3) A much smaller number of fibers run to the ipsilateral superior olivary complex. As in our case, there was severe right frontotemporal lobe damage after a traffic accident. At that time, the patient suffered left deafness and left hemiplegia. The temporal bone fractures, involving the otic capsule, might have been the cause of his left deafness. However, the damage of the right auditory cortex might have also contributed. When considering the site of the cochlear implant, the right side was chosen because the contralateral brain cortex was spared.
The remaining ganglion cell ought to be considered also. Profound hearing loss after traumatic temporal bone fracture frequently leads to severe decrement of surviving ganglion cells.
4) Accordingly, early hearing intervention is recommended before such an event. However, a post-mortem study indicated that performance after CI does not strictly relate to the remaining ganglion cells.
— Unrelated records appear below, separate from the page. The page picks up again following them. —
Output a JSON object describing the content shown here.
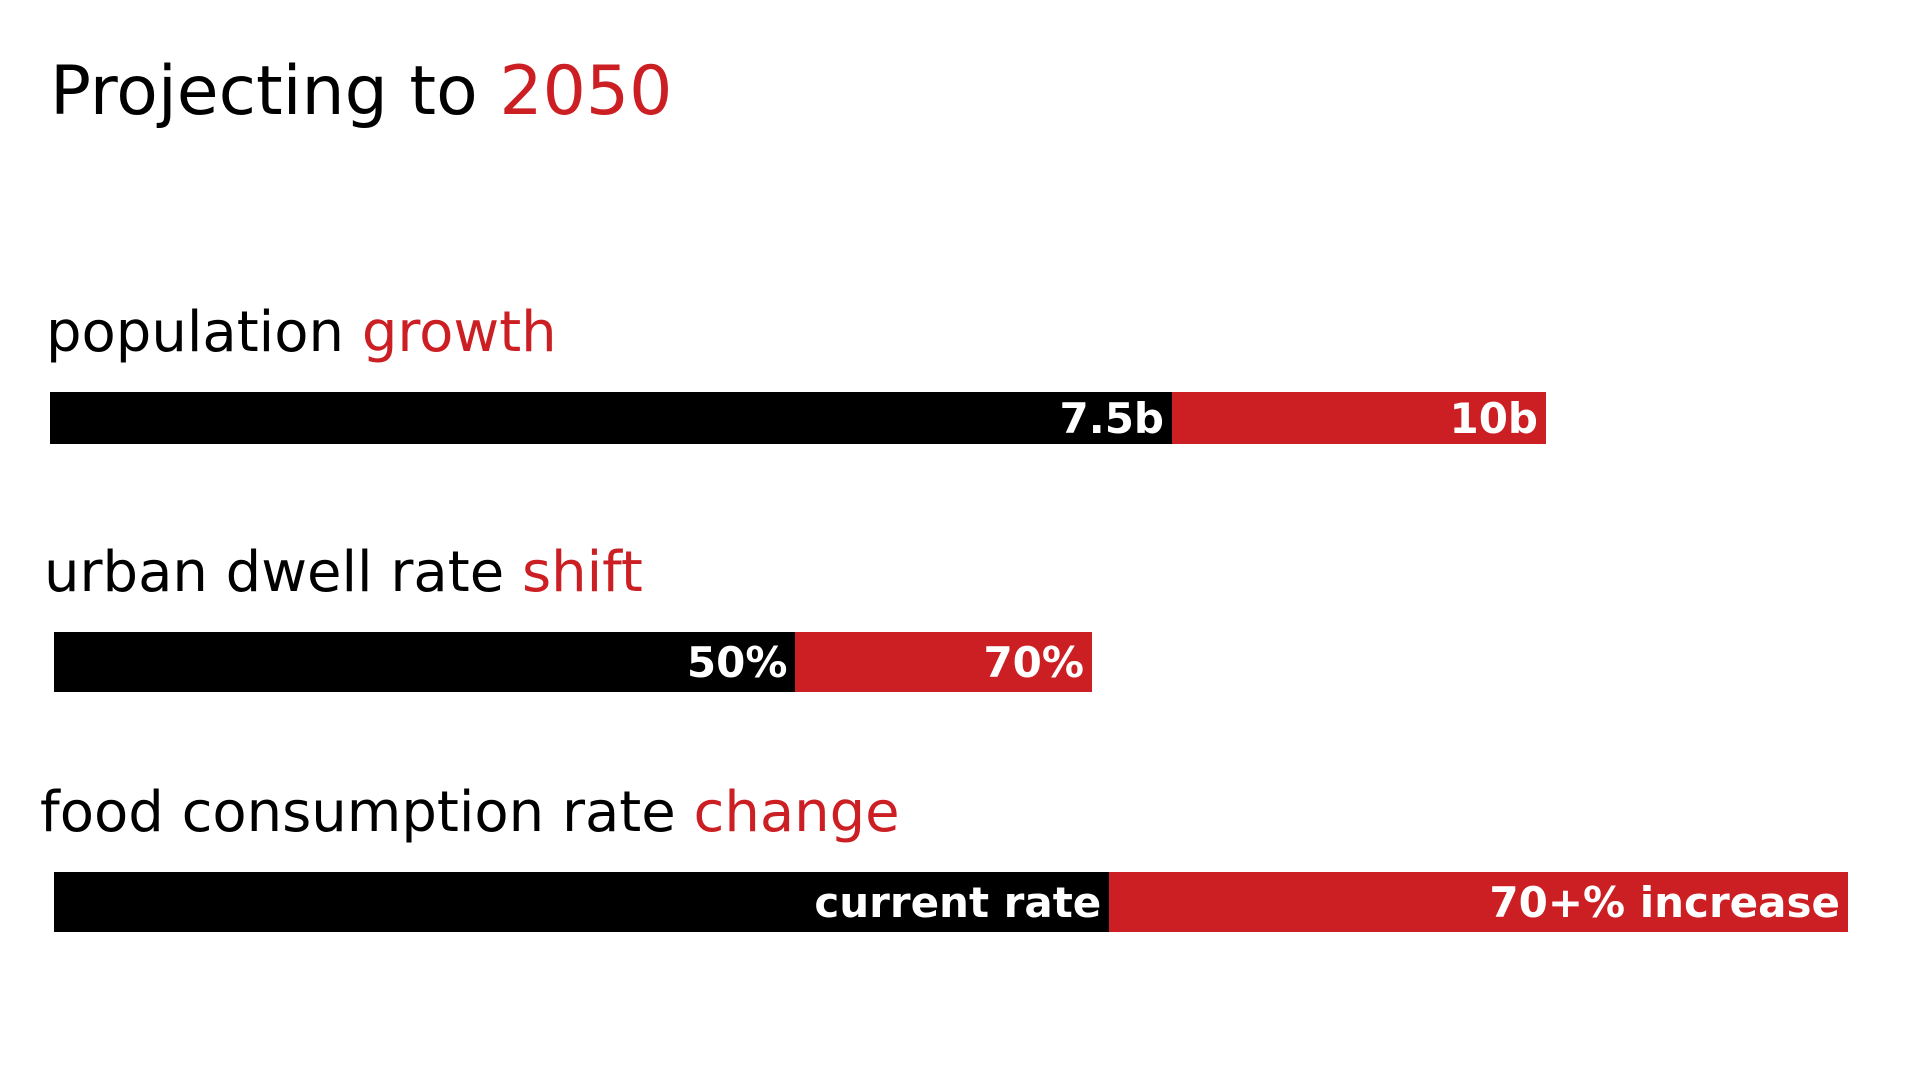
{
  "title": {
    "text": "Projecting to",
    "accent": "2050"
  },
  "colors": {
    "current": "#000000",
    "projected": "#cc1f24",
    "background": "#ffffff"
  },
  "chart_data": {
    "type": "bar",
    "orientation": "horizontal",
    "stacked": true,
    "categories": [
      {
        "label": "population",
        "accent": "growth",
        "current": 7.5,
        "projected": 10,
        "unit": "b",
        "current_text": "7.5b",
        "projected_text": "10b"
      },
      {
        "label": "urban dwell rate",
        "accent": "shift",
        "current": 50,
        "projected": 70,
        "unit": "%",
        "current_text": "50%",
        "projected_text": "70%"
      },
      {
        "label": "food consumption rate",
        "accent": "change",
        "current": 100,
        "projected": 170,
        "unit": "relative",
        "current_text": "current rate",
        "projected_text": "70+% increase"
      }
    ],
    "grid": false,
    "legend": "none"
  }
}
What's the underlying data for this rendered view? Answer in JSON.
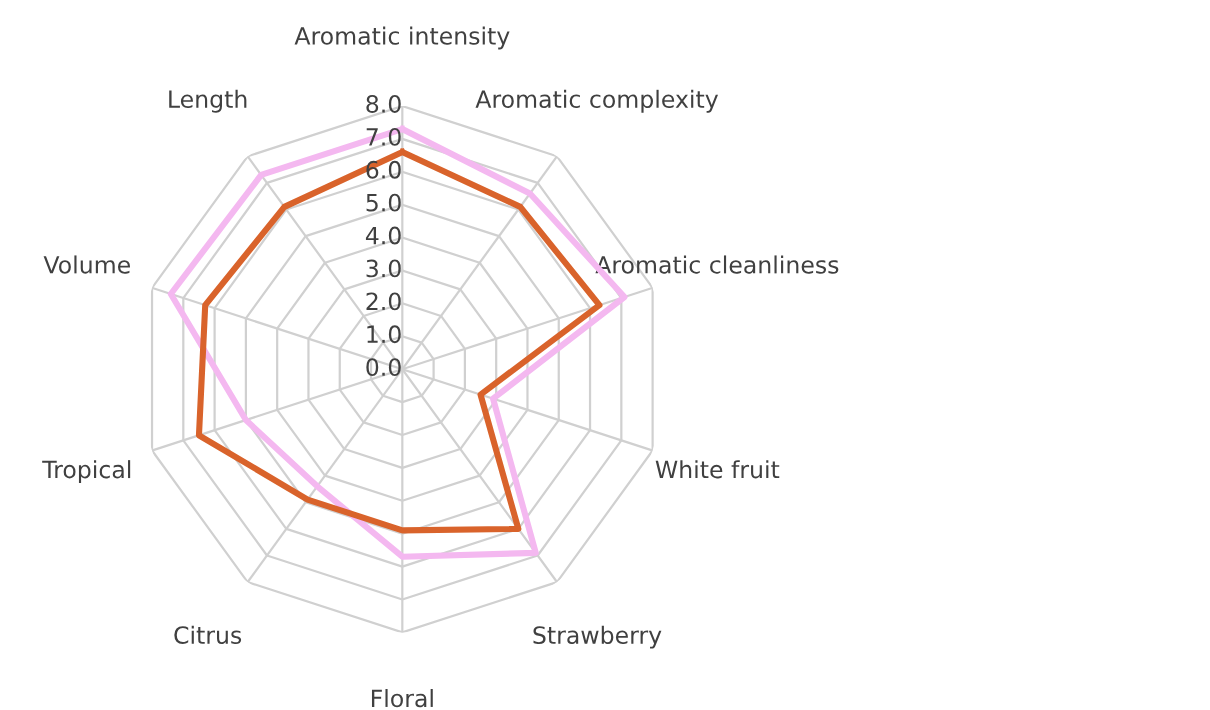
{
  "chart_data": {
    "type": "radar",
    "categories": [
      "Aromatic intensity",
      "Aromatic complexity",
      "Aromatic cleanliness",
      "White fruit",
      "Strawberry",
      "Floral",
      "Citrus",
      "Tropical",
      "Volume",
      "Length"
    ],
    "series": [
      {
        "color": "#f4b8f0",
        "values": [
          7.3,
          6.6,
          7.1,
          2.9,
          6.9,
          5.7,
          4.4,
          5.0,
          7.4,
          7.3
        ]
      },
      {
        "color": "#d9632b",
        "values": [
          6.6,
          6.1,
          6.3,
          2.5,
          6.0,
          4.9,
          4.9,
          6.5,
          6.3,
          6.1
        ]
      }
    ],
    "ylim": [
      0,
      8
    ],
    "yticks": [
      {
        "value": 0,
        "label": "0.0"
      },
      {
        "value": 1,
        "label": "1.0"
      },
      {
        "value": 2,
        "label": "2.0"
      },
      {
        "value": 3,
        "label": "3.0"
      },
      {
        "value": 4,
        "label": "4.0"
      },
      {
        "value": 5,
        "label": "5.0"
      },
      {
        "value": 6,
        "label": "6.0"
      },
      {
        "value": 7,
        "label": "7.0"
      },
      {
        "value": 8,
        "label": "8.0"
      }
    ],
    "grid": true
  }
}
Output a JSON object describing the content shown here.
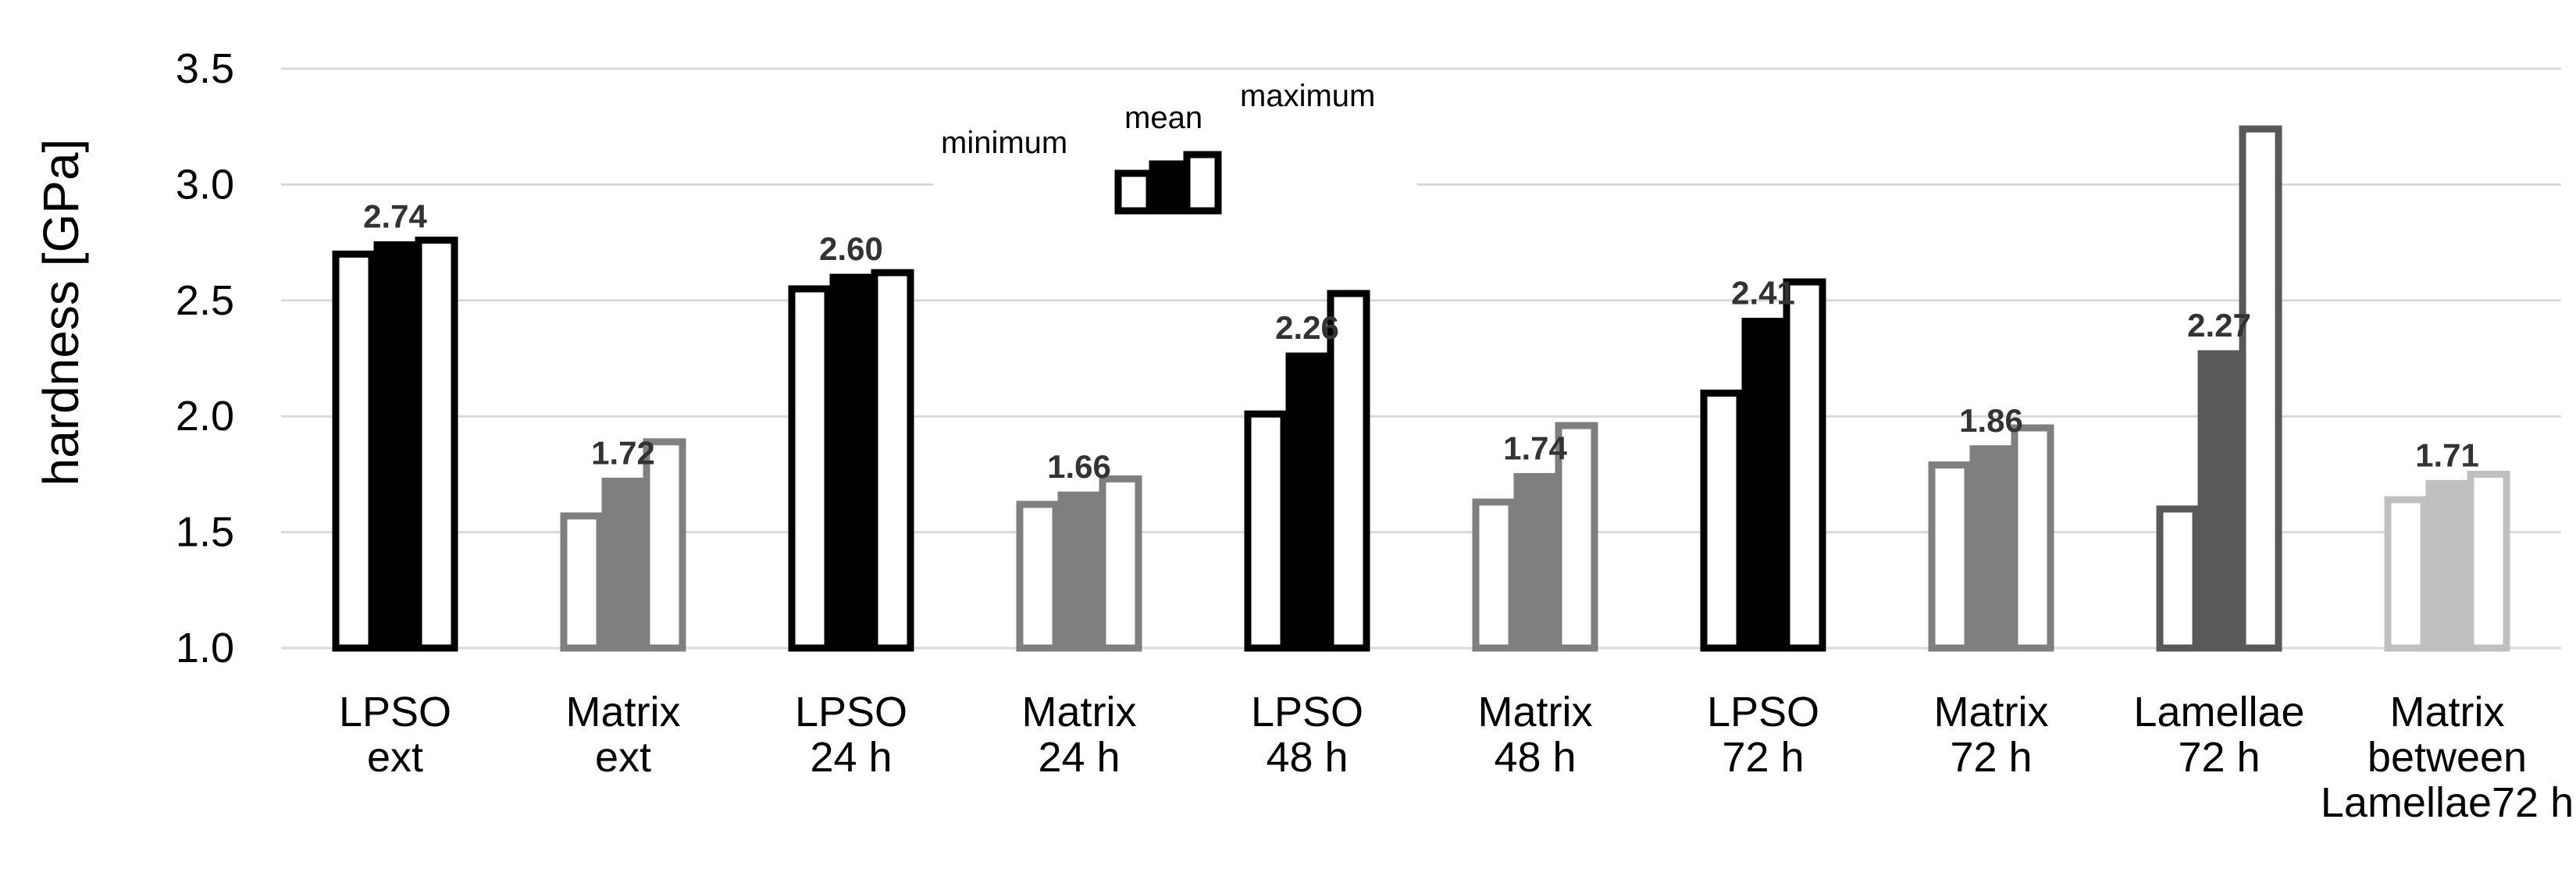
{
  "chart_data": {
    "type": "bar",
    "title": "",
    "xlabel": "",
    "ylabel": "hardness [GPa]",
    "ylim": [
      1.0,
      3.5
    ],
    "yticks": [
      "1.0",
      "1.5",
      "2.0",
      "2.5",
      "3.0",
      "3.5"
    ],
    "grid": true,
    "series_names": [
      "minimum",
      "mean",
      "maximum"
    ],
    "legend": {
      "position": "top-center",
      "labels": {
        "minimum": "minimum",
        "mean": "mean",
        "maximum": "maximum"
      }
    },
    "categories": [
      {
        "lines": [
          "LPSO",
          "ext"
        ],
        "min": 2.7,
        "mean": 2.74,
        "max": 2.76,
        "mean_label": "2.74",
        "color": "#000000",
        "mean_fill": "#000000"
      },
      {
        "lines": [
          "Matrix",
          "ext"
        ],
        "min": 1.57,
        "mean": 1.72,
        "max": 1.89,
        "mean_label": "1.72",
        "color": "#7f7f7f",
        "mean_fill": "#7f7f7f"
      },
      {
        "lines": [
          "LPSO",
          "24 h"
        ],
        "min": 2.55,
        "mean": 2.6,
        "max": 2.62,
        "mean_label": "2.60",
        "color": "#000000",
        "mean_fill": "#000000"
      },
      {
        "lines": [
          "Matrix",
          "24 h"
        ],
        "min": 1.62,
        "mean": 1.66,
        "max": 1.73,
        "mean_label": "1.66",
        "color": "#7f7f7f",
        "mean_fill": "#7f7f7f"
      },
      {
        "lines": [
          "LPSO",
          "48 h"
        ],
        "min": 2.01,
        "mean": 2.26,
        "max": 2.53,
        "mean_label": "2.26",
        "color": "#000000",
        "mean_fill": "#000000"
      },
      {
        "lines": [
          "Matrix",
          "48 h"
        ],
        "min": 1.63,
        "mean": 1.74,
        "max": 1.96,
        "mean_label": "1.74",
        "color": "#7f7f7f",
        "mean_fill": "#7f7f7f"
      },
      {
        "lines": [
          "LPSO",
          "72 h"
        ],
        "min": 2.1,
        "mean": 2.41,
        "max": 2.58,
        "mean_label": "2.41",
        "color": "#000000",
        "mean_fill": "#000000"
      },
      {
        "lines": [
          "Matrix",
          "72 h"
        ],
        "min": 1.79,
        "mean": 1.86,
        "max": 1.95,
        "mean_label": "1.86",
        "color": "#7f7f7f",
        "mean_fill": "#7f7f7f"
      },
      {
        "lines": [
          "Lamellae",
          "72 h"
        ],
        "min": 1.6,
        "mean": 2.27,
        "max": 3.24,
        "mean_label": "2.27",
        "color": "#595959",
        "mean_fill": "#595959"
      },
      {
        "lines": [
          "Matrix",
          "between",
          "Lamellae72 h"
        ],
        "min": 1.64,
        "mean": 1.71,
        "max": 1.75,
        "mean_label": "1.71",
        "color": "#c0c0c0",
        "mean_fill": "#c0c0c0"
      }
    ]
  }
}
5) In our case, CI was performed 6 years after the traumatic event and 2 years after right sudden sensorineural hearing loss. The promontory stimulation test can be helpful to evaluate the 8th nerve function, like in this patient, who showed a response on both sides.
Labyrinthitis ossificans as a result of temporal bone fractures, and secondary infections might inhibit or prevent the successful insertion of the implant electrodes.
6) The most frequent site of ossification is the basal turn of the cochlea and the successful insertion of electrodes can be achieved by drilling out the obliterated portion of the basal turn.
7) As in our case, there was no severe ossification of the cochlea, and electrodes could be inserted easily. However, it is important to perform a preoperative temporal bone computed tomography scan and magnetic resonance imaging to rule out labyrinthitis ossificans or other structural abnormalities. Several reports have suggested that if early cochlear implant is performed after temporal bone fractures, there is less time for cochlear osteoneogenesis. Consequently, there is a greater likelihood for successful electrode insertion.
8)
There are post-operative considerations in temporal bone fractures. Facial nerve stimulation can become an issue. It is assumed that current leaks from the electrode through the low resistance of the fracture line can stimulate the facial nerve in the region of the geniculate ganglion or in the horizontal portion. This can be overcome by programming out the channels responsible.
5) However, there was no such event in our case.
The present case shows that a cochlear implant can be a good auditory management in patients who suffer bilateral transverse temporal bone fractures, profound deafness and severe brain damage. However, the appropriate preoperative evaluations are required.